Denver’s Community Planning and Development (CPD) and Department of Housing Stability (HOST) released a draft proposal which aims to create more affordable housing in new construction projects.
The aptly named “Expanding Housing Affordability” proposal would require new residential developments of 10 or more units to offer between 8% and 15% of those units at a discounted rate to renters or buyers who make less than the area median income (AMI). The exact percentage depends on the project’s location, the AMI level they are building for, and other factors.
Developers can also opt to pay a fee in-lieu of affordable units, ranging from $250,000-$478,000 per unit they do not build.
New single family homes or multifamily up to nine units would also have additional fees, called linkage fees, that help fund the city’s Affordable Housing Fund. Those rates would cap out at either $4 or $7 per square foot depending on the size of the home, with more modest homes under 1,600 square feet paying the lower rate. Commercial and industrial projects would also see an increase in linkage fees, which city officials say brings Denver more in line with comparable cities.
Sabrina Allie, Communications and Engagement Director for HOST, told The Denver North Star that currently 35% of the city, or 115,000 households, are cost-burdened, meaning they are paying more than 30% of their income for rent or a mortgage. Of that 115,000, 48,000 pay over 50% of their monthly income.
Denver’s AMI is pegged at $73,360 for a one person household or $104,800 for a household of four. North Denver is considered a “typically priced market” for Denver (while higher than some neighborhoods, it’s less expensive than areas like downtown). In a typically priced market, a new rental apartment building could set aside 8% of units for someone earning 60% AMI, or $44,016/year for a single person. In this example, that person’s rent (including utilities) would be capped at approximately $1,100/month, which is 30% of their gross income.

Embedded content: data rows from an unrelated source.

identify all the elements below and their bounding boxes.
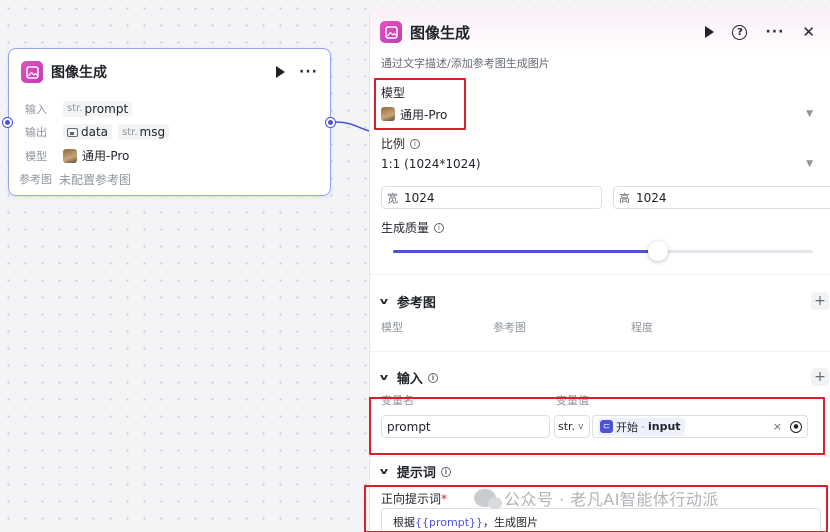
ref-label: 参考图 xyxy=(19,173,52,187)
model-label: 模型 xyxy=(25,149,47,163)
help-icon[interactable]: ? xyxy=(732,24,748,40)
model-avatar xyxy=(63,148,77,163)
node-ref-row: 参考图 未配置参考图 xyxy=(19,168,320,192)
output-port[interactable] xyxy=(326,118,335,127)
image-gen-app-icon xyxy=(21,61,43,83)
inputs-section-title: 输入 xyxy=(396,372,423,387)
info-icon[interactable]: i xyxy=(410,138,421,149)
quality-slider-fill xyxy=(393,250,658,253)
more-icon[interactable]: ··· xyxy=(765,24,784,40)
ratio-select-value: 1:1 (1024*1024) xyxy=(381,157,481,171)
ratio-label-text: 比例 xyxy=(381,137,406,151)
chevron-down-icon: ▼ xyxy=(806,159,813,169)
height-prefix: 高 xyxy=(619,191,630,205)
height-input[interactable]: 高 1024 xyxy=(613,186,830,209)
chevron-down-icon: v xyxy=(379,296,389,307)
input-port[interactable] xyxy=(3,118,12,127)
inputs-section-header[interactable]: v 输入 i xyxy=(379,368,438,387)
ref-col-degree: 程度 xyxy=(631,321,653,334)
image-gen-app-icon xyxy=(380,21,402,43)
reference-section-header[interactable]: v 参考图 xyxy=(379,292,436,311)
run-node-icon[interactable] xyxy=(276,66,286,78)
image-gen-node[interactable]: 图像生成 ··· 输入 str. prompt 输出 data str. msg 模… xyxy=(8,48,331,196)
close-icon[interactable]: ✕ xyxy=(802,23,815,41)
chevron-down-icon: v xyxy=(379,372,389,383)
output-data-chip: data xyxy=(63,124,113,141)
quality-slider[interactable] xyxy=(393,241,813,261)
prompt-section-title: 提示词 xyxy=(396,466,436,481)
divider xyxy=(370,274,830,275)
width-input[interactable]: 宽 1024 xyxy=(381,186,602,209)
chevron-down-icon: v xyxy=(379,466,389,477)
more-icon[interactable]: ··· xyxy=(299,64,318,80)
quality-field-label: 生成质量 i xyxy=(381,219,445,236)
divider xyxy=(370,351,830,352)
height-value: 1024 xyxy=(636,190,667,205)
highlight-model xyxy=(374,78,466,130)
panel-title: 图像生成 xyxy=(410,23,471,42)
width-value: 1024 xyxy=(404,190,435,205)
info-icon[interactable]: i xyxy=(440,466,451,477)
quality-slider-thumb[interactable] xyxy=(647,241,668,261)
wechat-icon xyxy=(474,489,502,509)
watermark: 公众号 · 老凡AI智能体行动派 xyxy=(474,486,719,510)
highlight-inputs xyxy=(369,397,825,455)
output-msg-name: msg xyxy=(139,125,166,140)
input-chip: str. prompt xyxy=(63,100,133,117)
output-msg-chip: str. msg xyxy=(118,124,170,141)
model-value: 通用-Pro xyxy=(82,149,130,164)
ref-col-image: 参考图 xyxy=(493,321,526,334)
panel-description: 通过文字描述/添加参考图生成图片 xyxy=(381,57,550,70)
inputs-label: 输入 xyxy=(25,102,47,116)
node-outputs-row: 输出 data str. msg xyxy=(25,121,320,145)
outputs-label: 输出 xyxy=(25,126,47,140)
node-inputs-row: 输入 str. prompt xyxy=(25,97,320,121)
quality-label-text: 生成质量 xyxy=(381,221,430,235)
ref-value: 未配置参考图 xyxy=(59,172,132,187)
info-icon[interactable]: i xyxy=(427,372,438,383)
node-model-row: 模型 通用-Pro xyxy=(25,144,320,168)
divider xyxy=(370,456,830,457)
ref-col-model: 模型 xyxy=(381,321,403,334)
width-prefix: 宽 xyxy=(387,191,398,205)
type-tag: str. xyxy=(122,126,138,138)
prompt-section-header[interactable]: v 提示词 i xyxy=(379,462,451,481)
chevron-down-icon: ▼ xyxy=(806,109,813,119)
input-name: prompt xyxy=(84,101,129,116)
type-tag: str. xyxy=(67,103,83,115)
ratio-field-label: 比例 i xyxy=(381,135,829,152)
run-icon[interactable] xyxy=(705,26,715,38)
image-icon xyxy=(67,127,78,137)
watermark-text: 公众号 · 老凡AI智能体行动派 xyxy=(504,490,719,509)
add-input-button[interactable]: + xyxy=(811,368,829,386)
node-title: 图像生成 xyxy=(51,65,107,81)
reference-section-title: 参考图 xyxy=(396,296,436,311)
add-reference-button[interactable]: + xyxy=(811,292,829,310)
info-icon[interactable]: i xyxy=(434,222,445,233)
ratio-select[interactable]: 1:1 (1024*1024) ▼ xyxy=(381,152,829,176)
output-data-name: data xyxy=(81,125,109,140)
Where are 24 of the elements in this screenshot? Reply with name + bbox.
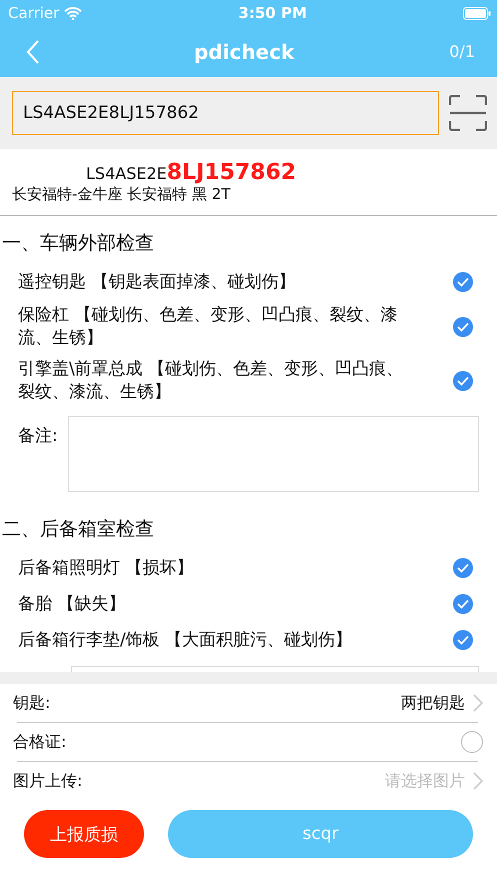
nav-title: pdicheck (194, 40, 294, 64)
section-title: 二、后备箱室检查 (1, 517, 155, 542)
check-item-label: 遥控钥匙 【钥匙表面掉漆、碰划伤】 (18, 270, 296, 294)
vehicle-description: 长安福特-金牛座 长安福特 黑 2T (12, 185, 232, 204)
page-counter: 0/1 (449, 42, 475, 61)
vin-input-field[interactable]: LS4ASE2E8LJ157862 (12, 91, 439, 135)
vin-prefix: LS4ASE2E (86, 164, 167, 183)
check-item-label: 保险杠 【碰划伤、色差、变形、凹凸痕、裂纹、漆流、生锈】 (18, 304, 398, 350)
remark-label: 备注: (18, 425, 58, 448)
select-value[interactable]: 两把钥匙 (401, 692, 465, 714)
carrier-label: Carrier (8, 4, 60, 22)
check-item-label: 备胎 【缺失】 (18, 592, 126, 616)
status-time: 3:50 PM (238, 4, 307, 22)
form-label: 图片上传: (13, 770, 82, 792)
form-label: 钥匙: (13, 692, 50, 714)
check-item-label: 引擎盖\前罩总成 【碰划伤、色差、变形、凹凸痕、裂纹、漆流、生锈】 (18, 358, 404, 404)
check-item-label: 后备箱照明灯 【损坏】 (18, 556, 194, 580)
picker-placeholder[interactable]: 请选择图片 (385, 770, 465, 792)
check-item-label: 后备箱行李垫/饰板 【大面积脏污、碰划伤】 (18, 628, 352, 652)
report-damage-button[interactable]: 上报质损 (24, 810, 144, 858)
section-title: 一、车辆外部检查 (1, 231, 155, 256)
vin-suffix: 8LJ157862 (166, 160, 296, 185)
form-label: 合格证: (13, 732, 66, 752)
submit-button[interactable]: scqr (168, 810, 473, 858)
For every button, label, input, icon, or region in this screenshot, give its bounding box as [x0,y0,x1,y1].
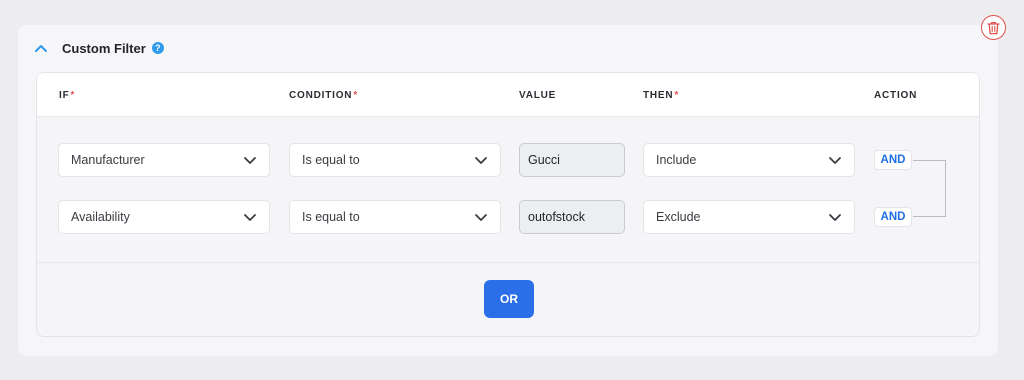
trash-icon [987,21,1000,34]
chevron-down-icon [244,213,256,221]
chevron-up-icon[interactable] [34,43,48,53]
and-button[interactable]: AND [874,150,912,170]
chevron-down-icon [829,213,841,221]
or-button[interactable]: OR [484,280,534,318]
header-if: IF* [59,90,76,101]
and-group-connector [913,160,946,217]
chevron-down-icon [829,156,841,164]
then-select-value: Exclude [656,210,701,224]
condition-select-value: Is equal to [302,153,360,167]
then-select[interactable]: Exclude [643,200,855,234]
condition-select[interactable]: Is equal to [289,143,501,177]
then-select[interactable]: Include [643,143,855,177]
field-select[interactable]: Availability [58,200,270,234]
field-select-value: Availability [71,210,130,224]
condition-select[interactable]: Is equal to [289,200,501,234]
header-value: VALUE [519,90,557,101]
help-icon[interactable]: ? [151,42,164,54]
header-action: ACTION [874,90,918,101]
table-header: IF* CONDITION* VALUE THEN* ACTION [37,73,979,117]
chevron-down-icon [475,213,487,221]
filter-header: Custom Filter ? [34,38,164,58]
filter-title: Custom Filter [62,40,146,56]
field-select-value: Manufacturer [71,153,145,167]
delete-filter-button[interactable] [981,15,1006,40]
filter-rules-card: IF* CONDITION* VALUE THEN* ACTION Manufa… [36,72,980,337]
header-condition: CONDITION* [289,90,359,101]
divider [37,262,979,263]
and-button[interactable]: AND [874,207,912,227]
then-select-value: Include [656,153,697,167]
chevron-down-icon [475,156,487,164]
header-then: THEN* [643,90,680,101]
condition-select-value: Is equal to [302,210,360,224]
chevron-down-icon [244,156,256,164]
value-input[interactable]: Gucci [519,143,625,177]
value-input[interactable]: outofstock [519,200,625,234]
field-select[interactable]: Manufacturer [58,143,270,177]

The other units could be rented for any amount, commonly called “market rate.”
While new fees on development typically see pushback from developers, and certainly this one has some, it was designed by a stakeholder group that brought developers to the table as well. Susan Powers is known for a number of mixed income communities, including the Aria Development in northwest Denver. She was a member of the committee and is “very supportive” of the proposal. Powers told The Star “everyone in the community needs to step up and do their part to address this issue. If we do not have housing that is affordable to our workforce, then we will begin to see the economic impacts on our efforts to continue to recruit businesses to Denver,” adding “this is only part of the solution, but an important one.”
One early critique is whether the policy could have the unintended consequence of driving more development in parts of the city where building costs are still lower (generally lower income communities) because more expensive areas like downtown and Cherry Creek have increased requirements for more affordable housing than other areas. Essentially the concern is that developers would see more profit in those areas than higher income communities. Laura Swartz, Communications Director for CPD, said that concern was considered, and the city’s analysis doesn’t believe it’s valid. The city commissioned a detailed feasibility study, which concludes that the 2% increase in affordable housing requirements in high cost neighborhoods won’t have a material impact on where development occurs, given the numerous other factors that influence development patterns. She noted that building in areas like downtown and Cherry Creek can still be as profitable, if not more so, than other areas because those areas are in high demand.
The public review period ended on March 14, and now enters a phase of review before potential introduction by the City Council.
The full proposal can be found online at denvergov.org/affordabilityincentive.